A partire dal 1° luglio 2026, le bollette dell’elettricità subiranno un incremento del 4,6% rispetto al trimestre precedente. Questo rincaro interesserà circa tre milioni di utenze domestiche vulnerabili ancora servite dal regime di Maggior Tutela.
Le ragioni di questo aumento sono molteplici e legate a fattori congiunturali. In primo luogo, si registra una crescita dei prezzi all’ingrosso, influenzata dalla maggiore domanda estiva e dalle incertezze geopolitiche riguardanti le materie prime. Inoltre, i costi di adeguatezza della rete durante i mesi più caldi e il parziale rialzo della componente tariffaria ASOS (destinata al ripianamento delle casse della CSEA) contribuiscono a questo aumento.
Per attenuare l’impatto immediato di questo rincaro, è stato previsto un adeguamento progressivo, che sarà mitigato dalla riduzione dei costi di commercializzazione al dettaglio. Il valore di riferimento per l’energia elettrica salirà a 31,63 centesimi di euro per kilowattora, imposte incluse.
La spesa finale per le bollette sarà ripartita come segue:
- 53,5% per l’approvvigionamento (in aumento del 7%)

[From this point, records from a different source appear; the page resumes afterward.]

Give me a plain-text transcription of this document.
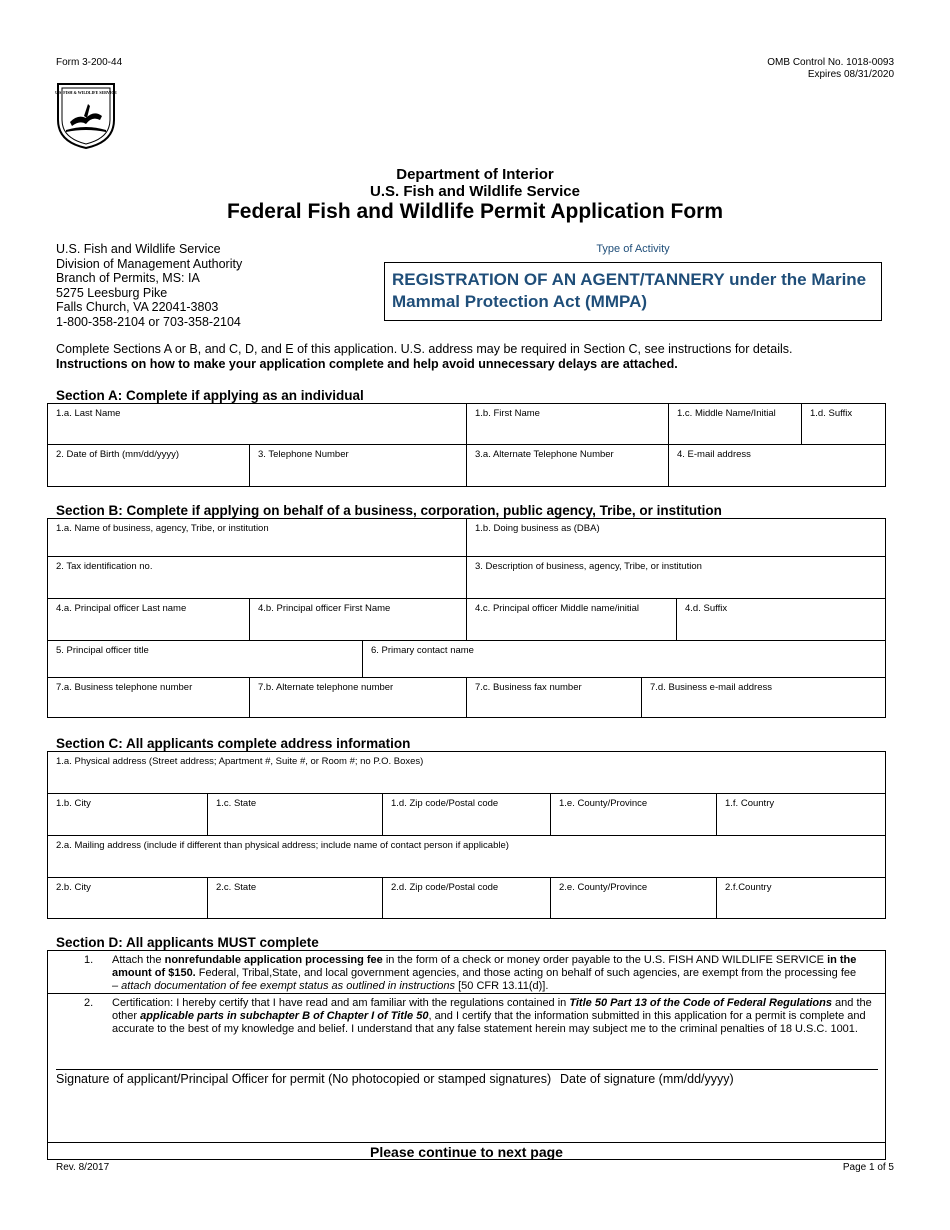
Form 3-200-44	OMB Control No. 1018-0093
Expires 08/31/2020
U.S. FISH & WILDLIFE SERVICE
Department of Interior
U.S. Fish and Wildlife Service
Federal Fish and Wildlife Permit Application Form
U.S. Fish and Wildlife Service
Division of Management Authority
Branch of Permits, MS: IA
5275 Leesburg Pike
Falls Church, VA 22041-3803
1-800-358-2104 or 703-358-2104
Type of Activity
REGISTRATION OF AN AGENT/TANNERY under the Marine Mammal Protection Act (MMPA)
Complete Sections A or B, and C, D, and E of this application. U.S. address may be required in Section C, see instructions for details.
Instructions on how to make your application complete and help avoid unnecessary delays are attached.
Section A: Complete if applying as an individual
1.a. Last Name	1.b. First Name	1.c. Middle Name/Initial	1.d. Suffix
2. Date of Birth (mm/dd/yyyy)	3. Telephone Number	3.a. Alternate Telephone Number	4. E-mail address
Section B: Complete if applying on behalf of a business, corporation, public agency, Tribe, or institution
1.a. Name of business, agency, Tribe, or institution	1.b. Doing business as (DBA)
2. Tax identification no.	3. Description of business, agency, Tribe, or institution
4.a. Principal officer Last name	4.b. Principal officer First Name	4.c. Principal officer Middle name/initial	4.d. Suffix
5. Principal officer title	6. Primary contact name
7.a. Business telephone number	7.b. Alternate telephone number	7.c. Business fax number	7.d. Business e-mail address
Section C: All applicants complete address information
1.a. Physical address (Street address; Apartment #, Suite #, or Room #; no P.O. Boxes)
1.b. City	1.c. State	1.d. Zip code/Postal code	1.e. County/Province	1.f. Country
2.a. Mailing address (include if different than physical address; include name of contact person if applicable)
2.b. City	2.c. State	2.d. Zip code/Postal code	2.e. County/Province	2.f.Country
Section D: All applicants MUST complete
1. Attach the nonrefundable application processing fee in the form of a check or money order payable to the U.S. FISH AND WILDLIFE SERVICE in the amount of $150. Federal, Tribal,State, and local government agencies, and those acting on behalf of such agencies, are exempt from the processing fee
– attach documentation of fee exempt status as outlined in instructions [50 CFR 13.11(d)].
2. Certification: I hereby certify that I have read and am familiar with the regulations contained in Title 50 Part 13 of the Code of Federal Regulations and the other applicable parts in subchapter B of Chapter I of Title 50, and I certify that the information submitted in this application for a permit is complete and accurate to the best of my knowledge and belief. I understand that any false statement herein may subject me to the criminal penalties of 18 U.S.C. 1001.
Signature of applicant/Principal Officer for permit (No photocopied or stamped signatures) Date of signature (mm/dd/yyyy)
Please continue to next page
Rev. 8/2017	Page 1 of 5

- 19,5% per distribuzione e trasporto
- 10,5% per oneri di sistema, principalmente legati al sostegno delle fonti rinnovabili
- 9,8% per tasse e accise
- 6,7% per la commercializzazione
Questo aumento delle bollette si inserisce in un contesto di crescente attenzione verso le politiche energetiche e la sostenibilità, evidenziando la necessità di un approccio equilibrato per garantire l’accessibilità dell’energia a tutte le fasce della popolazione.